Diffusion-weighted (DW) MR images contain information about the orientation of brain white matter fibres that potentially can be used to study human brain connectivity in vivo using tractography techniques. Currently, the diffusion tensor model is widely used to extract fibre directions from DW-MRI data, but fails in regions containing multiple fibre orientations. The spherical deconvolution technique has recently been proposed to address this limitation. It provides an estimate of the fibre orientation distribution (FOD) by assuming the DW signal measured from any fibre bundle is adequately described by a single response function.
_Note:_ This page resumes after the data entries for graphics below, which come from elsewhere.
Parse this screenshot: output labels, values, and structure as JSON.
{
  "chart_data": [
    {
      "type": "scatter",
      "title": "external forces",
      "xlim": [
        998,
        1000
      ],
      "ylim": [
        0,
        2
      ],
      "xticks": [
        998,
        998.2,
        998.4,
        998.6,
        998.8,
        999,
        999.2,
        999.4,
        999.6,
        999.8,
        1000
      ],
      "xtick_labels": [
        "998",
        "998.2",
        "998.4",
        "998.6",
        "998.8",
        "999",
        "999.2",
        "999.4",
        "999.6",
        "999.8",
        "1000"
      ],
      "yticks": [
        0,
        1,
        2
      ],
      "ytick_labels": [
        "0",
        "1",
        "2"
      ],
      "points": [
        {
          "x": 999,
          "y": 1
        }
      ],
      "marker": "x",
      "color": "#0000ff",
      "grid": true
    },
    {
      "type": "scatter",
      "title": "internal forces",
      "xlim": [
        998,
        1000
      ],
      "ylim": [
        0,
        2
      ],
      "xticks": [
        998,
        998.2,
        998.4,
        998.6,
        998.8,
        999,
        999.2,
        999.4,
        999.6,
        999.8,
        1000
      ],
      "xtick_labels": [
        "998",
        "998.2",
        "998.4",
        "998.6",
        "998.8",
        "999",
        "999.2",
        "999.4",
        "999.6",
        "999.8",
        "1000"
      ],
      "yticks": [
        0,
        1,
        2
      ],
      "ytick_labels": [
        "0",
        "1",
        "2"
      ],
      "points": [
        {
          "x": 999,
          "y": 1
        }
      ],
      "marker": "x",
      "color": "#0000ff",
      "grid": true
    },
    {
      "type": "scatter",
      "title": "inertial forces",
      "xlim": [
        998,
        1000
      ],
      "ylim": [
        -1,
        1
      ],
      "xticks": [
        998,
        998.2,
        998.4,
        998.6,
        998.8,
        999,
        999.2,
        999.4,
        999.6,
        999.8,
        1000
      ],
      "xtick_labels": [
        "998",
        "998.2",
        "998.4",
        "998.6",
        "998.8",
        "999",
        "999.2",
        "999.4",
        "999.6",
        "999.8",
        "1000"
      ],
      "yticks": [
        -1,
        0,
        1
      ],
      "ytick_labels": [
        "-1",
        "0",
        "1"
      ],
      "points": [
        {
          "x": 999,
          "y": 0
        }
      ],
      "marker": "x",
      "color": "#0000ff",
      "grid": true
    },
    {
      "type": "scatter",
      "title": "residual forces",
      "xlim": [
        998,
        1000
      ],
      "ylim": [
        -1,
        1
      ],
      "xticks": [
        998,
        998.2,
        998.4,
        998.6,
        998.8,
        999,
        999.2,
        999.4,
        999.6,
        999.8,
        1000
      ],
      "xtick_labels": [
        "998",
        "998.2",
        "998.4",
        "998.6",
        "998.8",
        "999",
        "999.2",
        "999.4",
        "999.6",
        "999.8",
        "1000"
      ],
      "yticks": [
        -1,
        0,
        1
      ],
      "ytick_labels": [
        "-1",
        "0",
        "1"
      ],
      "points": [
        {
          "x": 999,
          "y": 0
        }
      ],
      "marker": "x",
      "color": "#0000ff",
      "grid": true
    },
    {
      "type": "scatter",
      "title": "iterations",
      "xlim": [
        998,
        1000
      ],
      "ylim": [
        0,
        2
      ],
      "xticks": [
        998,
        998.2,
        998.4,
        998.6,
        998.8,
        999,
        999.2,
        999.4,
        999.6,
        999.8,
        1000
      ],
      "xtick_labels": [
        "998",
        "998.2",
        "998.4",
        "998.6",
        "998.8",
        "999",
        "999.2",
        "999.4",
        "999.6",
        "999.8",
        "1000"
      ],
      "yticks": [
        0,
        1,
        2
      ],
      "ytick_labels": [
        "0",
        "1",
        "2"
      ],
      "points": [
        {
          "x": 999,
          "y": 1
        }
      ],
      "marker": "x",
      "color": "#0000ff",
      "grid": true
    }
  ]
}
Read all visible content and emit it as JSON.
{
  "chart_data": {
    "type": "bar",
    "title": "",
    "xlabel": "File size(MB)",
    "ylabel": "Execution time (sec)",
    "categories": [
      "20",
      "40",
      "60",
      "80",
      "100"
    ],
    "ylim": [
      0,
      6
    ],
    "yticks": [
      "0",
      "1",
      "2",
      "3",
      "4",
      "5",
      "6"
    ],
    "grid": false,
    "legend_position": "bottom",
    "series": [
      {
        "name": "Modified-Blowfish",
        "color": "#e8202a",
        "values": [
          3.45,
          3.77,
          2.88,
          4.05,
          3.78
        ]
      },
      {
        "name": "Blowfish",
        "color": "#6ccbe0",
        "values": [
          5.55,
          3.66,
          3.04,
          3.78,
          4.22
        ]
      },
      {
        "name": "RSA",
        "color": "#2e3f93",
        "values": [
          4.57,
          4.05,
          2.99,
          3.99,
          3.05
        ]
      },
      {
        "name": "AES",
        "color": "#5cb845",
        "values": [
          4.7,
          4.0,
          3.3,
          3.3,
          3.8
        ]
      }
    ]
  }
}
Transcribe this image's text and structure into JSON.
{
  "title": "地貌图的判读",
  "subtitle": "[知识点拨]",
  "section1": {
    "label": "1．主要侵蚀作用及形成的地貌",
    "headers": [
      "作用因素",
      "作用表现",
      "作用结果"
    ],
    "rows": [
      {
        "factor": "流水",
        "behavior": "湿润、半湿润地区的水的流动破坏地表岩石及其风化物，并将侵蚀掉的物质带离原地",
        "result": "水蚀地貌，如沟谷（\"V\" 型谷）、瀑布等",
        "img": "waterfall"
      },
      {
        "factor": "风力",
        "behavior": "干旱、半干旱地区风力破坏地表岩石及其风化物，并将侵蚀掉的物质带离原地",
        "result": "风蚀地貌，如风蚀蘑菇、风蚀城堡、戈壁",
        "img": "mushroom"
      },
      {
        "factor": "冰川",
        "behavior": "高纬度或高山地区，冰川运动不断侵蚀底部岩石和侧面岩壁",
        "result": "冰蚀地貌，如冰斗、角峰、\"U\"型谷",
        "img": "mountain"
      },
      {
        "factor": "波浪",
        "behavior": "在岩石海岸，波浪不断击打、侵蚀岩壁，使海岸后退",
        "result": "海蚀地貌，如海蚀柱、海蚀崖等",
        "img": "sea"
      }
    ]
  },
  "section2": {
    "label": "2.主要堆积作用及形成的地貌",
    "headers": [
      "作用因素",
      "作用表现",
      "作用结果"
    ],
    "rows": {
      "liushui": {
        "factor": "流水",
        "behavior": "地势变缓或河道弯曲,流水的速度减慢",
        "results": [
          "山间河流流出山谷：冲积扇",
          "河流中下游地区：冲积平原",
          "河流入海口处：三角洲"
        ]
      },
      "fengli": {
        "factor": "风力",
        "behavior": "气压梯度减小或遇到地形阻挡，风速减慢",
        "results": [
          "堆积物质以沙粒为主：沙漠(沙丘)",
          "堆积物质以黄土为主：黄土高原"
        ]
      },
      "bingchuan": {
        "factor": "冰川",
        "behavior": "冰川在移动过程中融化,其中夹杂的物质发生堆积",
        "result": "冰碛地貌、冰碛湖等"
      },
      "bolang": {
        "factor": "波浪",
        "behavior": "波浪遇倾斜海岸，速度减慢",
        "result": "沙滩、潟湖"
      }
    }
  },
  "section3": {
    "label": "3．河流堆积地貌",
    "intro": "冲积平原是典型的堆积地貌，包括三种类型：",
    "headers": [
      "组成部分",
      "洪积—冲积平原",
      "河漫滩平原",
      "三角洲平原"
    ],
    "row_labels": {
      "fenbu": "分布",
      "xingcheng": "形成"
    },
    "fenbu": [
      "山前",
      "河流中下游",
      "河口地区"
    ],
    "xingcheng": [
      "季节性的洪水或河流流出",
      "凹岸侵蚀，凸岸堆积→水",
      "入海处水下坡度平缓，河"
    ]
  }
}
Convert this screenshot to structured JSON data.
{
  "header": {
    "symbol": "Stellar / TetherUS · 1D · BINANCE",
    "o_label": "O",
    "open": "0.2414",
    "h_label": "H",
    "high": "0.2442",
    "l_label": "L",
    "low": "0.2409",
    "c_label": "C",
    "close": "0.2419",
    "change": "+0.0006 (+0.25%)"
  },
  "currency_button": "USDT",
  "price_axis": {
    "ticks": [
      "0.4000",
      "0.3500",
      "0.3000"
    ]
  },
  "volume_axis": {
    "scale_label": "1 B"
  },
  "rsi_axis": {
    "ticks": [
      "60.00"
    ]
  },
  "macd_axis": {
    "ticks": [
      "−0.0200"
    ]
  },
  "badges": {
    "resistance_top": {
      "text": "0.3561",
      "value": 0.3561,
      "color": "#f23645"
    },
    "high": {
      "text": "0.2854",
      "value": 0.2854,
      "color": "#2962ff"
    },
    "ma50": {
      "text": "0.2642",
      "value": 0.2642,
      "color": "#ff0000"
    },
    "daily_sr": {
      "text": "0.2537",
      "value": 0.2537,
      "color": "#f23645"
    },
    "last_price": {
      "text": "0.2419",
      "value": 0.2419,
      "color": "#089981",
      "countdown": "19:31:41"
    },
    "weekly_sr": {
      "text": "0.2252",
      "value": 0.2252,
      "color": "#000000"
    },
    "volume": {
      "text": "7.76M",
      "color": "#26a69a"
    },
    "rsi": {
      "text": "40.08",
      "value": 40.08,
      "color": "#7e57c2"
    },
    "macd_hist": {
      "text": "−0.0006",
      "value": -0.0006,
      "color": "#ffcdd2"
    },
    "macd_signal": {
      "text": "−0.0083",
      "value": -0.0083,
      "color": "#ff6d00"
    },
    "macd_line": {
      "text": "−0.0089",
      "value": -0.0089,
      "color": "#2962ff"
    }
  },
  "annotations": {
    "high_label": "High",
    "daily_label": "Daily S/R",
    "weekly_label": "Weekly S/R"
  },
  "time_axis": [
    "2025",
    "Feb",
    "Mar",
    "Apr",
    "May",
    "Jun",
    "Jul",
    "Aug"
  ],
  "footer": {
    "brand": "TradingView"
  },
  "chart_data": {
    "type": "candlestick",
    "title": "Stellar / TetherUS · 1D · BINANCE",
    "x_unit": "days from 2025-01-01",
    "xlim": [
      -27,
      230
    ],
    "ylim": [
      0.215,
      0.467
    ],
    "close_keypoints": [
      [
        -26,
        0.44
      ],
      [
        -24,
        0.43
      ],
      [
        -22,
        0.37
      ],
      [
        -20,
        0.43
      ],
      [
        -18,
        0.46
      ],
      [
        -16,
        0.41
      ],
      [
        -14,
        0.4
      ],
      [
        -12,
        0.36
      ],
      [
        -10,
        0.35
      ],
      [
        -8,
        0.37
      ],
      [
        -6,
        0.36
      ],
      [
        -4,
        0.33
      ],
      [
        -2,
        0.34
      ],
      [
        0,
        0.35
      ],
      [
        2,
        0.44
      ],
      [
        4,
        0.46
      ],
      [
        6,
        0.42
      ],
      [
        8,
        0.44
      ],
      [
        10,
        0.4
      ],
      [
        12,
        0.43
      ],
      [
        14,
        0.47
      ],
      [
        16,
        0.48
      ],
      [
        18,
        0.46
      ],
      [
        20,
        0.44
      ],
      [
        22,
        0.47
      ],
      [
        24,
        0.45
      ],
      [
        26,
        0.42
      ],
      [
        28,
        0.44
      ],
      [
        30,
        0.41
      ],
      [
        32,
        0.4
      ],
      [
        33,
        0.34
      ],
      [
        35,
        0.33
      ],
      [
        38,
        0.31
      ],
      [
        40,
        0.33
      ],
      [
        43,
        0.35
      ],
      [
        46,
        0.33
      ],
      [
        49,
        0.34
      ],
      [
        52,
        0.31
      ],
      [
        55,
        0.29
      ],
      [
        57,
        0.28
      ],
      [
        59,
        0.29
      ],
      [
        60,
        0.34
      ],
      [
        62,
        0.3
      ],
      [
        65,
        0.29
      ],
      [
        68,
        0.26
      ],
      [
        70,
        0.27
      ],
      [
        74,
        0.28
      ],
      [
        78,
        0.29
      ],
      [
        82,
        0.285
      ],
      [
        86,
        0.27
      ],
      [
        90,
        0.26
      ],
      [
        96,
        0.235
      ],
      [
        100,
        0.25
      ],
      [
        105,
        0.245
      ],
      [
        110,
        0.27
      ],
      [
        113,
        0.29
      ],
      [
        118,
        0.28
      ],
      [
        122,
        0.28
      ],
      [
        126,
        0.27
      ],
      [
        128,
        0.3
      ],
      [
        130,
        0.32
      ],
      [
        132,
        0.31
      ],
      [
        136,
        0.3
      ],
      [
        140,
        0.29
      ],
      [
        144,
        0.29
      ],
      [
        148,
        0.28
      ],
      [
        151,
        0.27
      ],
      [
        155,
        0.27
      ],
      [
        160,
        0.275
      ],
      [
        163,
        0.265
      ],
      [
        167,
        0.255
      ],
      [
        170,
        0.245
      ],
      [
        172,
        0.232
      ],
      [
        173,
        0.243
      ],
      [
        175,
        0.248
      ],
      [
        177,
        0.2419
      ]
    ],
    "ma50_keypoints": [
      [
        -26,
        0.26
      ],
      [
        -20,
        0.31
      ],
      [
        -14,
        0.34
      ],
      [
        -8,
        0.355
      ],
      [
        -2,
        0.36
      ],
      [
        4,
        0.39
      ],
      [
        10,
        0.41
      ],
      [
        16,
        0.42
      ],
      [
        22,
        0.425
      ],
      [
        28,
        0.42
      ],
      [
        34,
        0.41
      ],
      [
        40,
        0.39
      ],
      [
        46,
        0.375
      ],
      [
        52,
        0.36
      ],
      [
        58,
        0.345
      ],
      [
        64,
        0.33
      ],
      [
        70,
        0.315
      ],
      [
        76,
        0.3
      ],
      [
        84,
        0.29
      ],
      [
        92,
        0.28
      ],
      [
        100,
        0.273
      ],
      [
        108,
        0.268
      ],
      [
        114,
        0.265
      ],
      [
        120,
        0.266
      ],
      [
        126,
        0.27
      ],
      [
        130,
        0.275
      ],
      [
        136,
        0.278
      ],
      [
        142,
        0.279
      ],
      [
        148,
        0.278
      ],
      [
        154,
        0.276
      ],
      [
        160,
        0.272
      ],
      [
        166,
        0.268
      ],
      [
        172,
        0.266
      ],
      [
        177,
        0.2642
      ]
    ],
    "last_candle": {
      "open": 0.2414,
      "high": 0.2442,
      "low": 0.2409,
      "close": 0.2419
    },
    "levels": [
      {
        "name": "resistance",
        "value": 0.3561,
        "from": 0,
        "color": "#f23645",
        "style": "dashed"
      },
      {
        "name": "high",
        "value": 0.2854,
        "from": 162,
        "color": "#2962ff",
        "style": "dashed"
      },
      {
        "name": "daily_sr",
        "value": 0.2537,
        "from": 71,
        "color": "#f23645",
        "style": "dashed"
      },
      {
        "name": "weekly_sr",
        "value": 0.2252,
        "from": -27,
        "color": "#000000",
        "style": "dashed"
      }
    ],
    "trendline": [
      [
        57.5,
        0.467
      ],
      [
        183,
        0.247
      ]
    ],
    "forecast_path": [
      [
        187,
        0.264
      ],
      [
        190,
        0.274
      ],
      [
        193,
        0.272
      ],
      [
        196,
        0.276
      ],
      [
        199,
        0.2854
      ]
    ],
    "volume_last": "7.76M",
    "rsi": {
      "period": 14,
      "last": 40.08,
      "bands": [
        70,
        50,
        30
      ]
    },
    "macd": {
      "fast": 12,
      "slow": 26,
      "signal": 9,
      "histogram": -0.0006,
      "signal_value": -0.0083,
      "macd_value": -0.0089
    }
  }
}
However, the deconvolution is ill-conditioned and susceptible to noise contamination. This tends to introduce artefactual negative regions in the FOD, which are clearly physically impossible. In this study, the introduction of a constraint on such negative regions is proposed to improve the conditioning of the spherical deconvolution. This approach is shown to provide FOD estimates that are robust to noise whilst preserving angular resolution. The approach also permits the use of super-resolution, whereby more FOD parameters are estimated than were actually measured, improving the angular resolution of the results. The method provides much better defined fibre orientation estimates, and allows orientations to be resolved that are separated by smaller angles than previously possible. This should allow tractography algorithms to be designed that are able to track reliably through crossing fibre regions.